Что ж, возможно, нет большого вреда в том, чтобы поступать так, как сказано выше; хотя мы бы гораздо скорее порекомендовали порцию английской соли. Чайная ложка английской соли в полупинте теплой воды напоминает, так или иначе, о Тимсе. Мелочь действует на лондонца. Не так-то просто — и лондонцы это хорошо знают — подействовать на кишечник старого Кристофера Норта. Мы не верим, что чайная ложка чего-либо в этом мире оказала бы серьезное воздействие на старого «Железнобокого». Мы бы без колебаний поставили на него против такого же количества сулемы. Он обедал бы вне дома в тот день, когда проглотил бы такое количество мышьяка; — и, мы искренне верим, вышел бы победителем после чайной ложки синильной кислоты.
Мы могли бы упомянуть тысячу лекарств от «простуд и прочего», более эффективных, чем бульонная диета, теплая комната, чайная ложка английской соли или ранний отход ко сну. Что скажете вы, наш дорогой декан, о полудюжине стаканов горячего тодди? Ваша доля из коричневого кувшина в том же количестве? Или равное количество, в своем постепенном убывании открывающее все глубже и глубже романтические валлийские пейзажи «Чаши дьявола»? Добавьте к этому мелких устриц, благоухающих солью морской пены и достойных, когда они усеивают амброзийный стол, быть слизанными сразу же гибким языком Нептуна. Тот устаревший пасквиль на характер поджаренного сыра — что, мол, он неперевариваем — был растоптан маршем разума; и поэтому вы можете умять фунт двойного глостерского. Другие пациенты, страдающие катаром, могут, очень возможно, предпочесть жареного цыпленка — или зеленого гуся с его первого жнивья — или почему бы, для небольшого разнообразия, не жареного зайца, среднего между зайцем и кроликом, заманчивого, как девица между женщиной и девочкой, или, как говорит восточный поэт, между платьем и юбкой? Ложитесь спать — нет нужды в грелках — около без четверти час; — вы не услышите, как пробьет этот малый час — вы будете спать крепко до восхода солнца, крепко, как Черный камень в Сконе, на котором короновались короли Шотландии в старину.

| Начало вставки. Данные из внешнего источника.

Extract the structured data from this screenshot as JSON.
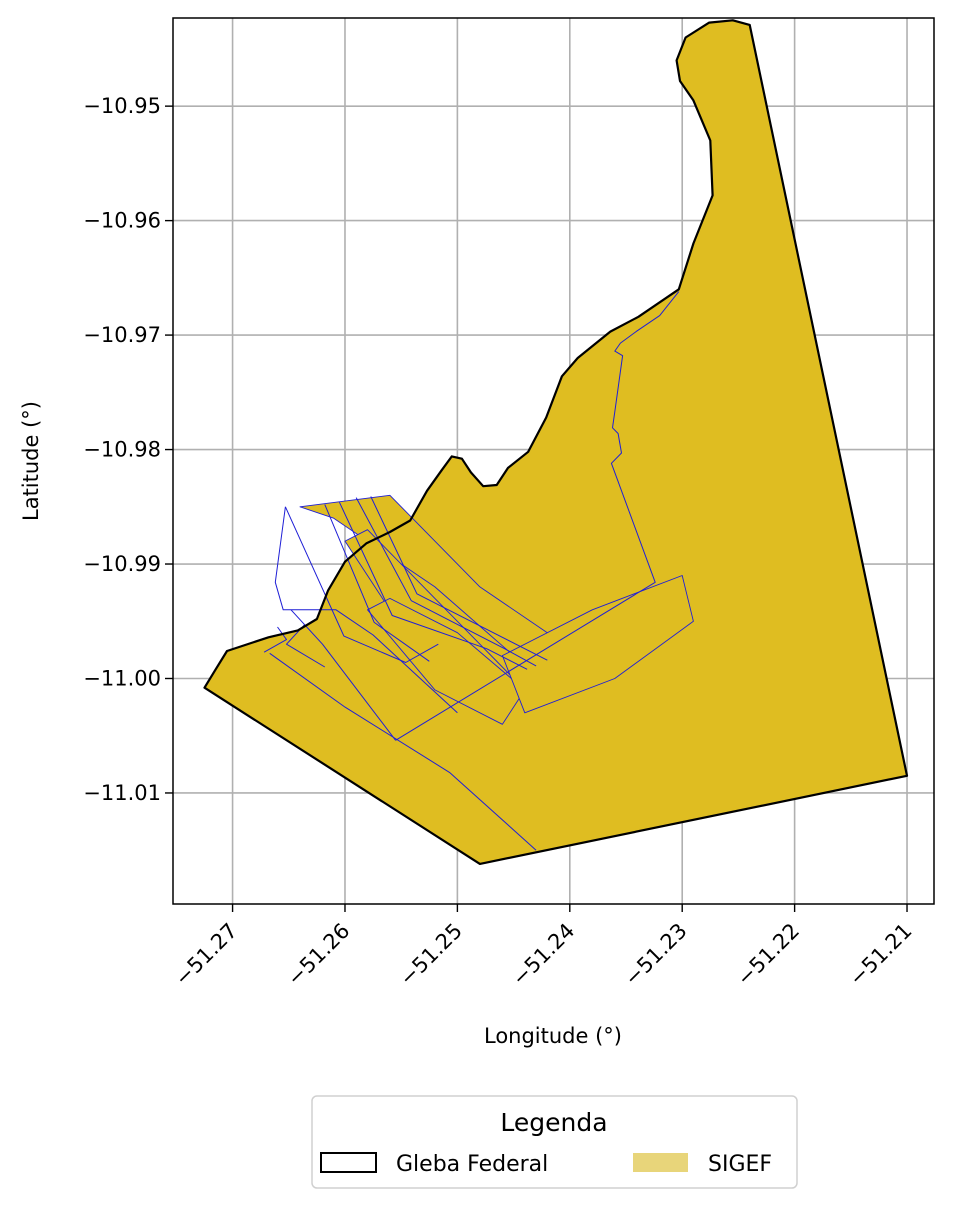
{
  "chart_data": {
    "type": "map",
    "xlabel": "Longitude (°)",
    "ylabel": "Latitude (°)",
    "xlim": [
      -51.2753,
      -51.2076
    ],
    "ylim": [
      -11.0197,
      -10.9423
    ],
    "grid": true,
    "x_ticks": [
      -51.27,
      -51.26,
      -51.25,
      -51.24,
      -51.23,
      -51.22,
      -51.21
    ],
    "x_tick_labels": [
      "−51.27",
      "−51.26",
      "−51.25",
      "−51.24",
      "−51.23",
      "−51.22",
      "−51.21"
    ],
    "y_ticks": [
      -10.95,
      -10.96,
      -10.97,
      -10.98,
      -10.99,
      -11.0,
      -11.01
    ],
    "y_tick_labels": [
      "−10.95",
      "−10.96",
      "−10.97",
      "−10.98",
      "−10.99",
      "−11.00",
      "−11.01"
    ],
    "legend": {
      "title": "Legenda",
      "placement": "bottom-center",
      "entries": [
        {
          "label": "Gleba Federal",
          "style": "outline",
          "color": "#000000"
        },
        {
          "label": "SIGEF",
          "style": "fill",
          "color": "#e8d57a"
        }
      ]
    },
    "layers": [
      {
        "name": "SIGEF",
        "fill": "#dfbd21",
        "parcel_edge_color": "#1f1fd6",
        "parcels": [
          [
            [
              -51.2725,
              -11.0008
            ],
            [
              -51.2715,
              -10.9992
            ],
            [
              -51.2705,
              -10.9976
            ],
            [
              -51.2668,
              -10.9964
            ],
            [
              -51.2642,
              -10.9958
            ],
            [
              -51.2625,
              -10.9948
            ],
            [
              -51.2615,
              -10.9923
            ],
            [
              -51.26,
              -10.9898
            ],
            [
              -51.2581,
              -10.9882
            ],
            [
              -51.256,
              -10.9872
            ],
            [
              -51.2542,
              -10.9862
            ],
            [
              -51.2527,
              -10.9836
            ],
            [
              -51.2514,
              -10.9818
            ],
            [
              -51.2505,
              -10.9806
            ],
            [
              -51.2496,
              -10.9808
            ],
            [
              -51.2488,
              -10.982
            ],
            [
              -51.2477,
              -10.9832
            ],
            [
              -51.2465,
              -10.9831
            ],
            [
              -51.2455,
              -10.9816
            ],
            [
              -51.2437,
              -10.9802
            ],
            [
              -51.2421,
              -10.9772
            ],
            [
              -51.2407,
              -10.9736
            ],
            [
              -51.2393,
              -10.972
            ],
            [
              -51.2364,
              -10.9697
            ],
            [
              -51.2339,
              -10.9684
            ],
            [
              -51.2303,
              -10.966
            ],
            [
              -51.229,
              -10.962
            ],
            [
              -51.2273,
              -10.9578
            ],
            [
              -51.2275,
              -10.953
            ],
            [
              -51.229,
              -10.9495
            ],
            [
              -51.2302,
              -10.9478
            ],
            [
              -51.2305,
              -10.946
            ],
            [
              -51.2297,
              -10.944
            ],
            [
              -51.2276,
              -10.9427
            ],
            [
              -51.2255,
              -10.9425
            ],
            [
              -51.224,
              -10.9429
            ],
            [
              -51.21,
              -11.0085
            ],
            [
              -51.248,
              -11.0162
            ],
            [
              -51.2725,
              -11.0008
            ]
          ],
          [
            [
              -51.264,
              -10.985
            ],
            [
              -51.261,
              -10.986
            ],
            [
              -51.252,
              -10.992
            ],
            [
              -51.245,
              -10.998
            ],
            [
              -51.242,
              -10.996
            ],
            [
              -51.248,
              -10.992
            ],
            [
              -51.256,
              -10.984
            ],
            [
              -51.264,
              -10.985
            ]
          ],
          [
            [
              -51.26,
              -10.988
            ],
            [
              -51.254,
              -10.997
            ],
            [
              -51.247,
              -11.001
            ],
            [
              -51.245,
              -11.0
            ],
            [
              -51.252,
              -10.993
            ],
            [
              -51.258,
              -10.987
            ],
            [
              -51.26,
              -10.988
            ]
          ],
          [
            [
              -51.258,
              -10.994
            ],
            [
              -51.252,
              -11.001
            ],
            [
              -51.246,
              -11.004
            ],
            [
              -51.244,
              -11.001
            ],
            [
              -51.25,
              -10.996
            ],
            [
              -51.256,
              -10.993
            ],
            [
              -51.258,
              -10.994
            ]
          ],
          [
            [
              -51.246,
              -10.998
            ],
            [
              -51.238,
              -10.994
            ],
            [
              -51.23,
              -10.991
            ],
            [
              -51.229,
              -10.995
            ],
            [
              -51.236,
              -11.0
            ],
            [
              -51.244,
              -11.003
            ],
            [
              -51.246,
              -10.998
            ]
          ]
        ],
        "sub_lines": [
          [
            [
              -51.2653,
              -10.985
            ],
            [
              -51.2601,
              -10.9963
            ],
            [
              -51.2546,
              -10.9986
            ],
            [
              -51.2517,
              -10.997
            ]
          ],
          [
            [
              -51.2618,
              -10.9848
            ],
            [
              -51.2574,
              -10.9951
            ],
            [
              -51.2525,
              -10.9985
            ]
          ],
          [
            [
              -51.2605,
              -10.9846
            ],
            [
              -51.2558,
              -10.9945
            ],
            [
              -51.2494,
              -10.9967
            ],
            [
              -51.2474,
              -10.9974
            ],
            [
              -51.2438,
              -10.9992
            ]
          ],
          [
            [
              -51.259,
              -10.9842
            ],
            [
              -51.2541,
              -10.9932
            ],
            [
              -51.2458,
              -10.9974
            ],
            [
              -51.243,
              -10.9989
            ]
          ],
          [
            [
              -51.2577,
              -10.9841
            ],
            [
              -51.2536,
              -10.9926
            ],
            [
              -51.242,
              -10.9984
            ]
          ],
          [
            [
              -51.2555,
              -11.0054
            ],
            [
              -51.2324,
              -10.9916
            ],
            [
              -51.2363,
              -10.9812
            ],
            [
              -51.2354,
              -10.9803
            ],
            [
              -51.2357,
              -10.9786
            ],
            [
              -51.2362,
              -10.9781
            ],
            [
              -51.236,
              -10.9767
            ],
            [
              -51.2353,
              -10.9718
            ],
            [
              -51.236,
              -10.9714
            ],
            [
              -51.2355,
              -10.9707
            ],
            [
              -51.2341,
              -10.9697
            ],
            [
              -51.232,
              -10.9683
            ],
            [
              -51.2303,
              -10.9662
            ]
          ],
          [
            [
              -51.2653,
              -10.985
            ],
            [
              -51.2662,
              -10.9916
            ],
            [
              -51.2655,
              -10.994
            ],
            [
              -51.2608,
              -10.994
            ],
            [
              -51.2575,
              -10.9962
            ],
            [
              -51.25,
              -11.003
            ]
          ],
          [
            [
              -51.2648,
              -10.994
            ],
            [
              -51.262,
              -10.997
            ],
            [
              -51.2555,
              -11.0054
            ]
          ],
          [
            [
              -51.2618,
              -10.999
            ],
            [
              -51.2652,
              -10.997
            ],
            [
              -51.2636,
              -10.9953
            ]
          ],
          [
            [
              -51.2672,
              -10.9977
            ],
            [
              -51.2652,
              -10.9966
            ],
            [
              -51.266,
              -10.9955
            ]
          ],
          [
            [
              -51.2667,
              -10.9978
            ],
            [
              -51.26,
              -11.0025
            ],
            [
              -51.2507,
              -11.0082
            ],
            [
              -51.243,
              -11.015
            ]
          ]
        ]
      },
      {
        "name": "Gleba Federal",
        "edge_color": "#000000",
        "boundary": [
          [
            -51.2725,
            -11.0008
          ],
          [
            -51.2715,
            -10.9992
          ],
          [
            -51.2705,
            -10.9976
          ],
          [
            -51.2668,
            -10.9964
          ],
          [
            -51.2642,
            -10.9958
          ],
          [
            -51.2625,
            -10.9948
          ],
          [
            -51.2615,
            -10.9923
          ],
          [
            -51.26,
            -10.9898
          ],
          [
            -51.2581,
            -10.9882
          ],
          [
            -51.256,
            -10.9872
          ],
          [
            -51.2542,
            -10.9862
          ],
          [
            -51.2527,
            -10.9836
          ],
          [
            -51.2514,
            -10.9818
          ],
          [
            -51.2505,
            -10.9806
          ],
          [
            -51.2496,
            -10.9808
          ],
          [
            -51.2488,
            -10.982
          ],
          [
            -51.2477,
            -10.9832
          ],
          [
            -51.2465,
            -10.9831
          ],
          [
            -51.2455,
            -10.9816
          ],
          [
            -51.2437,
            -10.9802
          ],
          [
            -51.2421,
            -10.9772
          ],
          [
            -51.2407,
            -10.9736
          ],
          [
            -51.2393,
            -10.972
          ],
          [
            -51.2364,
            -10.9697
          ],
          [
            -51.2339,
            -10.9684
          ],
          [
            -51.2303,
            -10.966
          ],
          [
            -51.229,
            -10.962
          ],
          [
            -51.2273,
            -10.9578
          ],
          [
            -51.2275,
            -10.953
          ],
          [
            -51.229,
            -10.9495
          ],
          [
            -51.2302,
            -10.9478
          ],
          [
            -51.2305,
            -10.946
          ],
          [
            -51.2297,
            -10.944
          ],
          [
            -51.2276,
            -10.9427
          ],
          [
            -51.2255,
            -10.9425
          ],
          [
            -51.224,
            -10.9429
          ],
          [
            -51.21,
            -11.0085
          ],
          [
            -51.248,
            -11.0162
          ],
          [
            -51.2725,
            -11.0008
          ]
        ]
      }
    ]
  }
}
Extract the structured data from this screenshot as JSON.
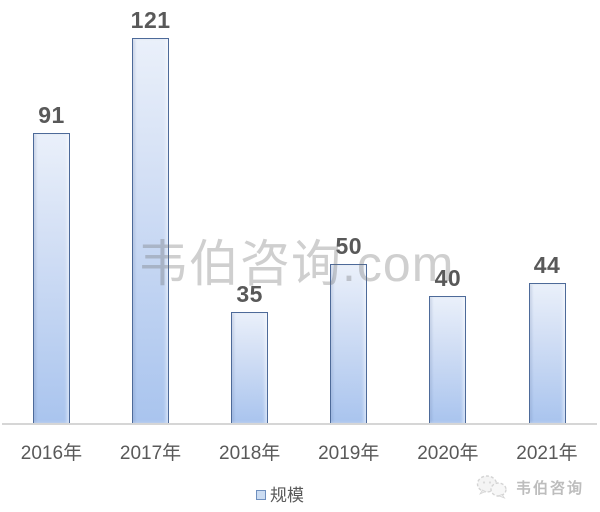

И если вам удастся носить с собой простуду на следующий день, вы заслуживаете того, чтобы быть отправленным в Ковентри всеми здравомыслящими людьми — и можете, если хотите, начать принимать, вместе с Тимсом, чайную ложку английской соли в полупинте теплой воды каждые полчаса, пока она не подействует на ваш кишечник два или три раза; но если вы это сделаете, каков бы ни был ваш пол, политика или религия, никогда вам не будет позволено внести даже кусочек «Балаама» в журнал.
Затем доктор переходит к вопросу о лучшем времени года для путешествий и очень здраво замечает, что это те месяцы, когда нет нужды в огне — то есть как раз до и после сильной жары. Зимой доктор Китчинер, человек необычайных способностей к наблюдению, заметил, «что дороги обычно плохие, а часто и опасные, особенно в холмистых странах, из-за снега и льда. Дни короткие — путешественник поздно приходит к месту ночлега и часто вынужден вставать до восхода солнца утром — кроме того, местность выглядит уныло — природа, так сказать, полумертва. Лето исправляет все эти неудобства». Парадоксальной, как ни покажется эта доктрина на первый взгляд, — но мы подтвердили ее опытом — обнаружив в течение многих лет, не встречая ни одного исключения, что прекрасные, длинные, теплые дни лета являются приятным и безошибочным корректором неудобств, сопровождающих грязные, короткие, холодные дни зимы — сезона, который угрюм, не будучи искренним, скорее шумлив, чем смел — невыносимая зануда — всегда притворяющийся, что собирается уйти, но поселяющийся в чужом доме на целые недели — и, говоря прямо, сезона, столь пренебрегающего истиной, что никто не верит ему, пока мороз не повесит ледяной замок на его рот, и его многоречивый голос не онемеет под сугробами снега.